A heavy progressive or graduated income tax.
Abolition of all right of inheritance.
Confiscation of the property of all emigrants and rebels.
Centralization of credit in the hands of the State, by means of a national bank with State capital and an exclusive monopoly.
Centralization of the means of communication and transport in the hands of the State.
Extension of factories and instruments of production owned by the State; the bringing into cultivation of waste lands, and the improvement of the soil generally in accordance with a common plan.
Equal liability of all to labor. Establishment of industrial armies, especially for agriculture.
Combination of agriculture with manufacturing industries: gradual abolition of the distinction between town and country, by a more equable distribution of the population over the country.

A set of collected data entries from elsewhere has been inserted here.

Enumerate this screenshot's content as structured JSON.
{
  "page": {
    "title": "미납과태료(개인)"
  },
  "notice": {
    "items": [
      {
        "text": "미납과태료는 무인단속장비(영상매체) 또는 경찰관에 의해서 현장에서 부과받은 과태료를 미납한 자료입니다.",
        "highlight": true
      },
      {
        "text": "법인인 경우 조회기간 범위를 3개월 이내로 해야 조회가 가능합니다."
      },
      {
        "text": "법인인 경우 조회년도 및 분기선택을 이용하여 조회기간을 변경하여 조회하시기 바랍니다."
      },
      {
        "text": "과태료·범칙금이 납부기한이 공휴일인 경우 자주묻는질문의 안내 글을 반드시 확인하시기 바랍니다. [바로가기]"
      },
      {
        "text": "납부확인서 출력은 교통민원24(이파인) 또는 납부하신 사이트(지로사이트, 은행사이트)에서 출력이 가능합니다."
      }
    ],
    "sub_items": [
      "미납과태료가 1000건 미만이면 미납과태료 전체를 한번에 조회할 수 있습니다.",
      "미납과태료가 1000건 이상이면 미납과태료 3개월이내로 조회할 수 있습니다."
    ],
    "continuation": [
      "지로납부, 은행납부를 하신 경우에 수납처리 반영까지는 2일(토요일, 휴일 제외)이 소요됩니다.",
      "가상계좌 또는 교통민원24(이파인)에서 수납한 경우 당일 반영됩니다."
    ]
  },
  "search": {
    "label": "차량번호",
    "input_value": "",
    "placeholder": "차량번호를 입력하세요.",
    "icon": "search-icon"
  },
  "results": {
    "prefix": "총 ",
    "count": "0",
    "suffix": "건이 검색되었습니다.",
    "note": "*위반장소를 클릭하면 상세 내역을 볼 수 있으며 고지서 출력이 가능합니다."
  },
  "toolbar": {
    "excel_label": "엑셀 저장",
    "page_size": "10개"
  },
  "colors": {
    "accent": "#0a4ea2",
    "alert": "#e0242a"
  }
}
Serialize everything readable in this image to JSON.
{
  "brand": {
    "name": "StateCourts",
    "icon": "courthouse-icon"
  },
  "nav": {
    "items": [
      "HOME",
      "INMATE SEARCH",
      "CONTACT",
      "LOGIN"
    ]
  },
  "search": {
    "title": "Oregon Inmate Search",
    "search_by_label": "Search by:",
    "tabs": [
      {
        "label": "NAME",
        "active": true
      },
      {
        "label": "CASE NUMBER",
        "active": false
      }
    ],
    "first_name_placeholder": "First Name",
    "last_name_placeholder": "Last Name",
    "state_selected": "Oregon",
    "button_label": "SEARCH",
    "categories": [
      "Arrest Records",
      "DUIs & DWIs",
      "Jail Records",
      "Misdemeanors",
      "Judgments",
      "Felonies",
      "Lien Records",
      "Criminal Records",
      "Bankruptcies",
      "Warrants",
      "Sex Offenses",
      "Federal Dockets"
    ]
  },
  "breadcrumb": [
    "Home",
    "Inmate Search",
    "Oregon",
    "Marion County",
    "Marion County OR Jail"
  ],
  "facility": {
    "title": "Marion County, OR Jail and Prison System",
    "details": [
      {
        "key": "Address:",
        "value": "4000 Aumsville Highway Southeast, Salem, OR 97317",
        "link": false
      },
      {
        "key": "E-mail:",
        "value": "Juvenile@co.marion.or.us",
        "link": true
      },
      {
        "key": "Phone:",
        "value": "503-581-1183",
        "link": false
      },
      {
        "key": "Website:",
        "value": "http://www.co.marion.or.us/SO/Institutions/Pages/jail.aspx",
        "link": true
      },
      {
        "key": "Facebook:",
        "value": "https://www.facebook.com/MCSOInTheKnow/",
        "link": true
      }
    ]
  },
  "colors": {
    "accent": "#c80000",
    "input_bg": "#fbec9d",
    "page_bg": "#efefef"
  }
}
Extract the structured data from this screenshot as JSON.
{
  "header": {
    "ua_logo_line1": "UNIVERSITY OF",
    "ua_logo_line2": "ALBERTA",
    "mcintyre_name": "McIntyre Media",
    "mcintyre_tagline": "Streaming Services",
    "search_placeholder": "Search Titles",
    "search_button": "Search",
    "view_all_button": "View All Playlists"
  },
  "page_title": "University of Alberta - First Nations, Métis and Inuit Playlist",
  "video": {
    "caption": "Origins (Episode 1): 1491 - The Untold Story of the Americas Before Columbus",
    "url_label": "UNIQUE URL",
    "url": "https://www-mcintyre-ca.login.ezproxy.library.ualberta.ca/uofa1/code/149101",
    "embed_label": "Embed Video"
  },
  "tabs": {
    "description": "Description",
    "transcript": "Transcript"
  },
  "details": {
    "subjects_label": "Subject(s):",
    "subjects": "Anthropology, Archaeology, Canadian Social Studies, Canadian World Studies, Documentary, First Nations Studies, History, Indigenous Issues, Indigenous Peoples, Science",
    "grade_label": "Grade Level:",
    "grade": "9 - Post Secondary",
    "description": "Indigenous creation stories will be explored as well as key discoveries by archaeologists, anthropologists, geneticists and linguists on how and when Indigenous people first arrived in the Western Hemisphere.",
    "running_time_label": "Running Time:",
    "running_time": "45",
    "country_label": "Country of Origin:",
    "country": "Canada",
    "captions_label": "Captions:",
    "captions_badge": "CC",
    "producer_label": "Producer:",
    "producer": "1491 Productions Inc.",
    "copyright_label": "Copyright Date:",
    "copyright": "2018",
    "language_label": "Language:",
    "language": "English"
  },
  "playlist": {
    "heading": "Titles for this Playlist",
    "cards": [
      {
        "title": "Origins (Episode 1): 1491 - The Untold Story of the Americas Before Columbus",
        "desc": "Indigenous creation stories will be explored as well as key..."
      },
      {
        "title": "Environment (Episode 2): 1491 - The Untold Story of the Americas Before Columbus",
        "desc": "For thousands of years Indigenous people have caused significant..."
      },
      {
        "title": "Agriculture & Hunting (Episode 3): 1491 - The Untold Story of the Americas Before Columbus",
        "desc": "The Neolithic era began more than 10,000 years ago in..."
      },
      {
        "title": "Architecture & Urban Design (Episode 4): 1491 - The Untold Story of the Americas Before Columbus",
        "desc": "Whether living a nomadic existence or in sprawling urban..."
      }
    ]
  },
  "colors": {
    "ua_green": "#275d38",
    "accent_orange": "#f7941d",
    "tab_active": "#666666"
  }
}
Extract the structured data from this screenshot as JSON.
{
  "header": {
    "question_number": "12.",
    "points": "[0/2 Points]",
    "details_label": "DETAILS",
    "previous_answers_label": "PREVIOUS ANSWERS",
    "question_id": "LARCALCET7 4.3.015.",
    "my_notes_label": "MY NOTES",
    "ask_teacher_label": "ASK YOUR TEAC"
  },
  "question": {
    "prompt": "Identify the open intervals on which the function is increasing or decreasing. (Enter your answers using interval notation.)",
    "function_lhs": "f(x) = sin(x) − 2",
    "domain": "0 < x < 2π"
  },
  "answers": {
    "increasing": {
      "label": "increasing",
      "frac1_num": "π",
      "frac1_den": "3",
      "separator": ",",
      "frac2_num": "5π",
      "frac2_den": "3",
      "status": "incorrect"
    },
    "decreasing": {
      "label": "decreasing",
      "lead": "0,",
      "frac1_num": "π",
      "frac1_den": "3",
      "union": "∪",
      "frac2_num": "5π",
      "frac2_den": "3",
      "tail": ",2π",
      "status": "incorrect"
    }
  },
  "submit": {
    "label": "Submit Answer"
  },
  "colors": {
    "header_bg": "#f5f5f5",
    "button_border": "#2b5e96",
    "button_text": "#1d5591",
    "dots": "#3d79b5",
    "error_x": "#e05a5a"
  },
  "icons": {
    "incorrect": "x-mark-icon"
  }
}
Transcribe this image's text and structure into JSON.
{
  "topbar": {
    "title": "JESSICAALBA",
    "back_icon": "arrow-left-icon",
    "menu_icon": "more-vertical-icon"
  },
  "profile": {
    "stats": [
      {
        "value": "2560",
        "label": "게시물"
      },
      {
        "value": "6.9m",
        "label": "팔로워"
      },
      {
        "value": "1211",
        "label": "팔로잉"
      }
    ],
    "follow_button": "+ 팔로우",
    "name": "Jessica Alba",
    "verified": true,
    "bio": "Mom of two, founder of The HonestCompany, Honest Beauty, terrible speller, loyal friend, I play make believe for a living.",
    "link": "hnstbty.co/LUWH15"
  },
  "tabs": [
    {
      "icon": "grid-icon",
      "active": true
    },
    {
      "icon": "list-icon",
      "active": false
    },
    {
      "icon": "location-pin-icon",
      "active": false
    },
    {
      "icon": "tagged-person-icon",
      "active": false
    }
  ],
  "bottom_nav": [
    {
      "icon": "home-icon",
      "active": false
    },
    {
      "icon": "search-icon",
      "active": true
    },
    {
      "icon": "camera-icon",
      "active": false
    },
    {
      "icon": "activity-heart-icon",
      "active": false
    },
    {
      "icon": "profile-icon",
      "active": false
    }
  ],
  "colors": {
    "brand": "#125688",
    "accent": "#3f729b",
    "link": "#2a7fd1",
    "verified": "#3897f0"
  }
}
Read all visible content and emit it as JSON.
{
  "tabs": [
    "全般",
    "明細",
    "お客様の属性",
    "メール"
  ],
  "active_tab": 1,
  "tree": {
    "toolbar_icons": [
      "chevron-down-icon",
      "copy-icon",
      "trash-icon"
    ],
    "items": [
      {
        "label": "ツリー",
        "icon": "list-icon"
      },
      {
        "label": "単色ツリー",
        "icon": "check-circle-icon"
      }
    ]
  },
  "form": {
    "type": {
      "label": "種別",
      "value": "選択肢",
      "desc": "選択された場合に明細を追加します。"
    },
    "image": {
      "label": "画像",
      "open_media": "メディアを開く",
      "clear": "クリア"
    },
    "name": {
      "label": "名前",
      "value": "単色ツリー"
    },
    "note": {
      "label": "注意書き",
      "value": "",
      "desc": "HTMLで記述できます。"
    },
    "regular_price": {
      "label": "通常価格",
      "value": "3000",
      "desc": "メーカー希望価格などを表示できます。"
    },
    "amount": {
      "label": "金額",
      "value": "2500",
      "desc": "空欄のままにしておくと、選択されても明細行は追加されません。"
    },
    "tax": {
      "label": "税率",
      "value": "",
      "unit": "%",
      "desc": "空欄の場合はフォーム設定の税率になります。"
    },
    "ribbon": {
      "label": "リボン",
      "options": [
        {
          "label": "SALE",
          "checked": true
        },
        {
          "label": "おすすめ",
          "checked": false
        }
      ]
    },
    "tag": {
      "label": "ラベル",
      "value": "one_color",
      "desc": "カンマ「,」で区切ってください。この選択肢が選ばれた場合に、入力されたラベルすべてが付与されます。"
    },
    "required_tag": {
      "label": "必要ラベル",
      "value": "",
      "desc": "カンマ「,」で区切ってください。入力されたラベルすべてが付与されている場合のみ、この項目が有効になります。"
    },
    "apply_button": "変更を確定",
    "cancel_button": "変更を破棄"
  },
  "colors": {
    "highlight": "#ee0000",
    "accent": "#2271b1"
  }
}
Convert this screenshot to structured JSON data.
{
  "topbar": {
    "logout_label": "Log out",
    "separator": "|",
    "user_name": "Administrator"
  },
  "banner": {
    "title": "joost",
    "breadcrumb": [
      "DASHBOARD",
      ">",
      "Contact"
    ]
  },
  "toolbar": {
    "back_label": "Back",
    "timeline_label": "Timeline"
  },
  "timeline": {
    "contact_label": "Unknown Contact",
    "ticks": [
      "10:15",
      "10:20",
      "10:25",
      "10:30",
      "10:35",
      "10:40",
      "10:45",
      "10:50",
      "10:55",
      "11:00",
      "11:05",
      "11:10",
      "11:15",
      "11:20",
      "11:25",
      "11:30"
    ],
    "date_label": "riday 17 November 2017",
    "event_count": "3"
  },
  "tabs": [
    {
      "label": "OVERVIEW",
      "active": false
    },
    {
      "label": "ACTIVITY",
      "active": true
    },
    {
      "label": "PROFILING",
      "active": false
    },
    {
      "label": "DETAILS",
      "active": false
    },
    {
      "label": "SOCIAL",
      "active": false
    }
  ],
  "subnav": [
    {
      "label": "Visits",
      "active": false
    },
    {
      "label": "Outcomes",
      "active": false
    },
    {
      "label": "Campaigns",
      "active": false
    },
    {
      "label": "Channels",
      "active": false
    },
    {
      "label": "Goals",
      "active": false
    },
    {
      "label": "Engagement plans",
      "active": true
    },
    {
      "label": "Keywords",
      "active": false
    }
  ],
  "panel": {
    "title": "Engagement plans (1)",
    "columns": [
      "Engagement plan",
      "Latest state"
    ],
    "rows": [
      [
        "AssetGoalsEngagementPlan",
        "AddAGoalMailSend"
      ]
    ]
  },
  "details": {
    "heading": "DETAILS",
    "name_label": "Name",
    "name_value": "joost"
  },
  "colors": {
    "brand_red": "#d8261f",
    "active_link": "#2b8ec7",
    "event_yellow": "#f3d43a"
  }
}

Free education for all children in public schools. Abolition of children's factory labor in its present form. Combination of education with industrial production, etc., etc.
Which of those do you think is hard to implement or makes unrealistic assumptions about human nature?
So right around step 1 you've got either
A) An Authoritarian state who controls all property with no method to implement such state.
B) An Anarchy where, since nobody owns anything, the influential will go wherever they want and take whatever they want.
... what?
Abolition of private land ownership in favor of state land ownership is not inherently 'authoritarian', nor is it particularly impossible to implement.
You... you do realize that public lands does not mean "First come first serve", right?
Man, this is basic pre-modern society shit. Read up on medieval village commons. Shit, read up on public lands today.
Let me put it this way: in many places around the world the people are allowed to challenge the state's claim to properties in courts with varying success. Your step one would take that away, so it is leaning in the direction of authoritarian.
But I'm pretty sure Marx was more interested in Option B, I don't think he was interested in using politics to build a strong democracy but rather wanted to topple any current system and hope a firect democracy pops up over night.
These are three separate Karl Marx quotes and they're extremely vague, but he has been somewhat consistent that any form of government that is not direct democracy must be "overthrown" or "fought" or "toppled".
Bruh, in state societies without widespread private land ownership there remains a distinction between state and public lands, and the state can be challenged with regards to ownership or usage rights in courts.
Reformism was not his first choice, but he mused at several points that bourgeois democracies with strong workers' movements, like the USA and the UK at his time (big RIP to our labor movements), could potentially reform without mass revolution.
I'm unfamiliar with that quote or its provenance, but considering that the entire point of the disappointments of 1848 was that the revolutions, both liberal and socialist factions failed, and the 'concessions' offered in response by the established authoritarian regimes were nothing more than window dressing (with executions for flavor), thinking that the sheen of that farce needed to fade before further action could be taken is not unreasonable.
How is that in any way in opposition to democracy or even reform?
I repeat the second statement.
In the long term, sure. If your goal is direct democracy without a state ("Communism"), then the goal is to eventually get there. But Marx was always very clear that intermediate steps were not fucking nothing, and in many cases were necessary.
You may need to jump over the gap on a broken bridge, but better a broken bridge to jump over than the whole goddamn river.